Valero Energy Corp. reported electric power was restored to most production units at its Houston and Texas City refineries, while workers are attempting to restore power at its Port Arthur refinery. All three refineries remain shut down, however, as crews work to ensure supplies of fresh water and industrial gases. "At this time we do not have a timetable either for when startup would begin at any of the refineries or how long the startups would take. Valero's other Gulf Coast refineries remain in operation at planned rates," said a company spokesman.

ExxonMobil Corp.'s 349,000 b/d Beaumont, Tex., refinery remained without electrical power; the company said some units of its Baytown refinery might be up later in the week.

ConocoPhillips said Sept. 15 it was restarting its 300,000 b/d Sweeny, Tex., refinery. Its 195,000 b/d Alliance refinery in Belle Chasse, La., shut down since Hurricane Gustav more than 2 weeks ago, also suffered some flooding from Ike.

Marathon Oil said its 76,000 b/d Texas City refinery was without power. GreenHunter Energy Inc. expects its biodiesel refinery near Houston, reported to the nation's largest such facility, to be out of service 6-8 weeks pending restoration of electricity and natural gas service. Meanwhile, it's getting temporary interruptible power from diesel and gasoline-powered generators.

Offshore, Raymond James analysts said, "Hurricane Ike appears worse than initially expected, as several jack ups have been damaged, as well as a few semis whose moorings were broken.

Ensco International said it located "all but one" of its jack up rigs that were in the hurricane's path. The missing rig is Ensco 74, a MLT Super 116-C that was in South Marsh Island Block 149 prior to the storm. The rig is insured for $100 million, and the company has a $50 million per occurrence retention for Gulf windstorm damage losses, officials said.
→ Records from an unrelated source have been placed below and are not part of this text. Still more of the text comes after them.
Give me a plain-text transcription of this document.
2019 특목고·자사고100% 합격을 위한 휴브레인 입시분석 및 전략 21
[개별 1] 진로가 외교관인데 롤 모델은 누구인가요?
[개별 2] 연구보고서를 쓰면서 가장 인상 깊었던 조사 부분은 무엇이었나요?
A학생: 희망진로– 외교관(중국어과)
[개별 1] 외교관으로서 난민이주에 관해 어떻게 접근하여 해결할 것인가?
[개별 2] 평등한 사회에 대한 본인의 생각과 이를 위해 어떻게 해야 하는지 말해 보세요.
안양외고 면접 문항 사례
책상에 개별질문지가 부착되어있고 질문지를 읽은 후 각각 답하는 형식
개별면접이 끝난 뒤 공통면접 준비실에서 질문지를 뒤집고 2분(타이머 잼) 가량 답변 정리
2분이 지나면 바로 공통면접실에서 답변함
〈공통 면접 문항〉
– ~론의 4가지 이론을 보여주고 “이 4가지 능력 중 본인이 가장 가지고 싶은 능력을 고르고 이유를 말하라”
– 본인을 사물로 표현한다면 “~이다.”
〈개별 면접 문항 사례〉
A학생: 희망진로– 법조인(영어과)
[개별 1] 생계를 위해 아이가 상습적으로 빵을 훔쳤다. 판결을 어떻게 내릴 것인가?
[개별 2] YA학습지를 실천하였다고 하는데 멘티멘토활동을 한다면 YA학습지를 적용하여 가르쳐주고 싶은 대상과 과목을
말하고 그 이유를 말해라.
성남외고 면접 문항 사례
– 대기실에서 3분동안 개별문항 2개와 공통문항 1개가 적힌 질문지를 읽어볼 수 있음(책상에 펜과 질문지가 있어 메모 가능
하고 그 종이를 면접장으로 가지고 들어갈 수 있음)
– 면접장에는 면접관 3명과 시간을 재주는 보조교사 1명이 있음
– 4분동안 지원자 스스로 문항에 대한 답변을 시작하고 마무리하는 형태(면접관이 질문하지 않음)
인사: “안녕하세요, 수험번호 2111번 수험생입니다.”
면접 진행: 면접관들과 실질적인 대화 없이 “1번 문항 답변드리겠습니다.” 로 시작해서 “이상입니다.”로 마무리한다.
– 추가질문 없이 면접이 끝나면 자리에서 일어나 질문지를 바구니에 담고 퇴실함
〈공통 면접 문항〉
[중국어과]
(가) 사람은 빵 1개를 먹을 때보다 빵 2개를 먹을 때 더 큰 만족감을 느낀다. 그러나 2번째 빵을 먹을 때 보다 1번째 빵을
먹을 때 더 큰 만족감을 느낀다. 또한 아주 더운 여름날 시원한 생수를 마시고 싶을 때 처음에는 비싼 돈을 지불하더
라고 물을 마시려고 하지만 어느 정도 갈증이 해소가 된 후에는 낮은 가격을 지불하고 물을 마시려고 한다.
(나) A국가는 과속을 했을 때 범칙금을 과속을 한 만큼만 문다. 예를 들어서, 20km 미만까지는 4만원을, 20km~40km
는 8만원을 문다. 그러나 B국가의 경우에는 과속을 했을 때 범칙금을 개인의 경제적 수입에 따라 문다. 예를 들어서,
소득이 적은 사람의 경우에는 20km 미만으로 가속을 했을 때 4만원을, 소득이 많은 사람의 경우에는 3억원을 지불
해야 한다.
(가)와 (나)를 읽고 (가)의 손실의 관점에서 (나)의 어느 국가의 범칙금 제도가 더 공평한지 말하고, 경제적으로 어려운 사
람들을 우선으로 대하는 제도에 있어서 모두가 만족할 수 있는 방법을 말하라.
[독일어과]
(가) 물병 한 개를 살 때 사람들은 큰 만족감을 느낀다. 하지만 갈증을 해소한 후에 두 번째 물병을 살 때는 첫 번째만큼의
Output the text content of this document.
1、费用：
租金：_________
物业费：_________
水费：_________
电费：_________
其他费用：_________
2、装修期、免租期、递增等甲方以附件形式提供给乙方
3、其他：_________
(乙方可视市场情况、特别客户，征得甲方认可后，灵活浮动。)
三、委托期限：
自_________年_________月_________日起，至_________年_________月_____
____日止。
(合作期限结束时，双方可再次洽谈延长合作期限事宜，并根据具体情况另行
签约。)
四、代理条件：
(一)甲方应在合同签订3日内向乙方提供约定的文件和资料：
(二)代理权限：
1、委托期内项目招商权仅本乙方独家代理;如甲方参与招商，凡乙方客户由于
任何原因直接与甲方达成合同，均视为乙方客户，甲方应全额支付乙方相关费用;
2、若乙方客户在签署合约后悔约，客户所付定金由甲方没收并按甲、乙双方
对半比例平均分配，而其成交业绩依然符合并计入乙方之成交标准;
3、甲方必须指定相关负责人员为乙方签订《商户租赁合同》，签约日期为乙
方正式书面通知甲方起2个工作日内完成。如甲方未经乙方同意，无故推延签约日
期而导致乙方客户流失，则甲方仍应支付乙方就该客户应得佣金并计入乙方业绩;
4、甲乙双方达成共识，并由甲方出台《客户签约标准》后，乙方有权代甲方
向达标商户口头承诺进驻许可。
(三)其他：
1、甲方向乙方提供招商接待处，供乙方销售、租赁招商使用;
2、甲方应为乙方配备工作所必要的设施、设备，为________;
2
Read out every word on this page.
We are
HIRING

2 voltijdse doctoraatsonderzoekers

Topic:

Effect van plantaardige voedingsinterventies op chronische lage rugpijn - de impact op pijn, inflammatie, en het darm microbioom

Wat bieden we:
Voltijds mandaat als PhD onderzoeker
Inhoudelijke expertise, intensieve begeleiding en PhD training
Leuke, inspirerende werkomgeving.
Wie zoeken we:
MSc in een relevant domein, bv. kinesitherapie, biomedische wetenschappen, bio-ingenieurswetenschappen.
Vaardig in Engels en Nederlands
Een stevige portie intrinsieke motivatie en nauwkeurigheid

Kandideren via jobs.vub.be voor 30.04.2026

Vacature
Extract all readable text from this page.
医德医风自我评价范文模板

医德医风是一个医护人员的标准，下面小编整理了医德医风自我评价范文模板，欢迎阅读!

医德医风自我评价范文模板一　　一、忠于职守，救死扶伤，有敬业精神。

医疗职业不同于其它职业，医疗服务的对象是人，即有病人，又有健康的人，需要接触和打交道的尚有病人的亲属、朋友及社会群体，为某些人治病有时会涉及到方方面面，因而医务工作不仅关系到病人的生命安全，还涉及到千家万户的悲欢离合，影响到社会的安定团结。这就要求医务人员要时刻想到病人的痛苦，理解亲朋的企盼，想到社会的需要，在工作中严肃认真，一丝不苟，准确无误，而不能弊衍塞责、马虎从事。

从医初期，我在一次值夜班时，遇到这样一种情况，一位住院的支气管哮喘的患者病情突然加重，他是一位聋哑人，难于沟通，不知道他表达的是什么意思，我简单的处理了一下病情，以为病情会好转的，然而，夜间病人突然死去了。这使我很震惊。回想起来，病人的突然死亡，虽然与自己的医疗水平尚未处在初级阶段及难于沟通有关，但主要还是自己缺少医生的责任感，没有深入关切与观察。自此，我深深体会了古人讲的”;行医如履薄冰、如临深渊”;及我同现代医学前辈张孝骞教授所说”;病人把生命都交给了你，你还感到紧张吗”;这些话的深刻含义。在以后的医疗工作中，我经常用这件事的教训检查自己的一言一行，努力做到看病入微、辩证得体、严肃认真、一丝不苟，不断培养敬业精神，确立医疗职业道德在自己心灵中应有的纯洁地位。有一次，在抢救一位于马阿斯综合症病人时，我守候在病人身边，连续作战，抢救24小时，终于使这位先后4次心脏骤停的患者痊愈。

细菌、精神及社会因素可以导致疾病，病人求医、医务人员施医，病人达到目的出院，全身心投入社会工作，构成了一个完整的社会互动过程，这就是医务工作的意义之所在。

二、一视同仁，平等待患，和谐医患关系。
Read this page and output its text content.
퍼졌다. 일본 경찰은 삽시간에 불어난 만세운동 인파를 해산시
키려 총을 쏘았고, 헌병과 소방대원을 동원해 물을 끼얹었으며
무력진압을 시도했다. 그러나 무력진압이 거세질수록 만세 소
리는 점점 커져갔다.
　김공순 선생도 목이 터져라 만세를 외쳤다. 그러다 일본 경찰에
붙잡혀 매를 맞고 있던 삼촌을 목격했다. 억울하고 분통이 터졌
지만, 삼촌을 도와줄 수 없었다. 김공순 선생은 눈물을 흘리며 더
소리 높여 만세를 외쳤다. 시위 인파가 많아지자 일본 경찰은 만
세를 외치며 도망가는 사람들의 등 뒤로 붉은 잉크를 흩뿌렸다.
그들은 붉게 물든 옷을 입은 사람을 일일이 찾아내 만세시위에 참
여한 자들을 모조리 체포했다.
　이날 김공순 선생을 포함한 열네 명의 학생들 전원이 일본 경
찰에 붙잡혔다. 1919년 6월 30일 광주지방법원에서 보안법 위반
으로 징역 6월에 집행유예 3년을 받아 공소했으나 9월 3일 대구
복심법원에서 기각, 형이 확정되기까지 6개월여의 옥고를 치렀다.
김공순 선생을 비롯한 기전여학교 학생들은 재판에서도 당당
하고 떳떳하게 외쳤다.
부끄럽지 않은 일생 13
Ensco said it has crews aboard 8 of its 13 jack up rigs in the gulf. No damage to those rigs was reported.

Noble Corp. reported mooring failures on two of its rigs, the Noble Paul Romano and Noble Amos Runner, that drifted from their original locations. Those rigs have been boarded, and power has been restored, officials said. The mooring system of the Noble Lorris Bouzigard was damaged but it remained in the area of its primary location. It, too, has been boarded and power has been restored. Tugs are on station to assist with the start-up of each of the rigs.

Pride International Inc. said its 250-ft mat slot jack up, The Wyoming, is apparently a total loss, although the rest of its fleet appears to have weathered the storm. Pride had insured the rig for $45 million.

Energy prices
In volatile trading Sept. 15, the October contract for benchmark US sweet, light crudes fell as low as $94/bbl, the lowest intraday level since mid-February, before closing at $95.71/bbl, down $5.47 for the day on the New York Mercantile Exchange. The November contract dropped $5.56 to $95.69/bbl. On the US spot market, West Texas Intermediate at Cushing, Okla., was down $5.47 to $95.71/bbl. Heating oil for October declined 14.79¢ to $2.79/gal on NYMEX. The October contract for reformulated blend stock for oxygenate blending (RBOB) lost 20.82¢ to $2.56/gal.

The October natural gas contract continued to increase, however, inching up 0.8¢ to $7.37/MMbtu on NYMEX. On the US spot market, force majeure remained in effect "until further notice" at Henry Hub as operator Sabine Pipe Line LLC assesses flood damage to that facility and the Sabine pipeline. The force majeure was instituted Sept. 12 as Ike approached the Gulf Coast. Henry Hub is located at Erath, La., 234 miles east of Houston. Meanwhile, NYMEX issued its own force majeure concerning delivery obligations for August and September contract obligations that were affected by Gustav or Ike.

In London, the October IPE contract for North Sea Brent crude dropped $5.20 to $92.38/bbl. The October contract for gas oil plunged by $40.75 to $899/tonne.

The average price for the Organization of Petroleum Exporting Countries' basket of 13 reference crudes lost $3.98 to $91.35/bbl.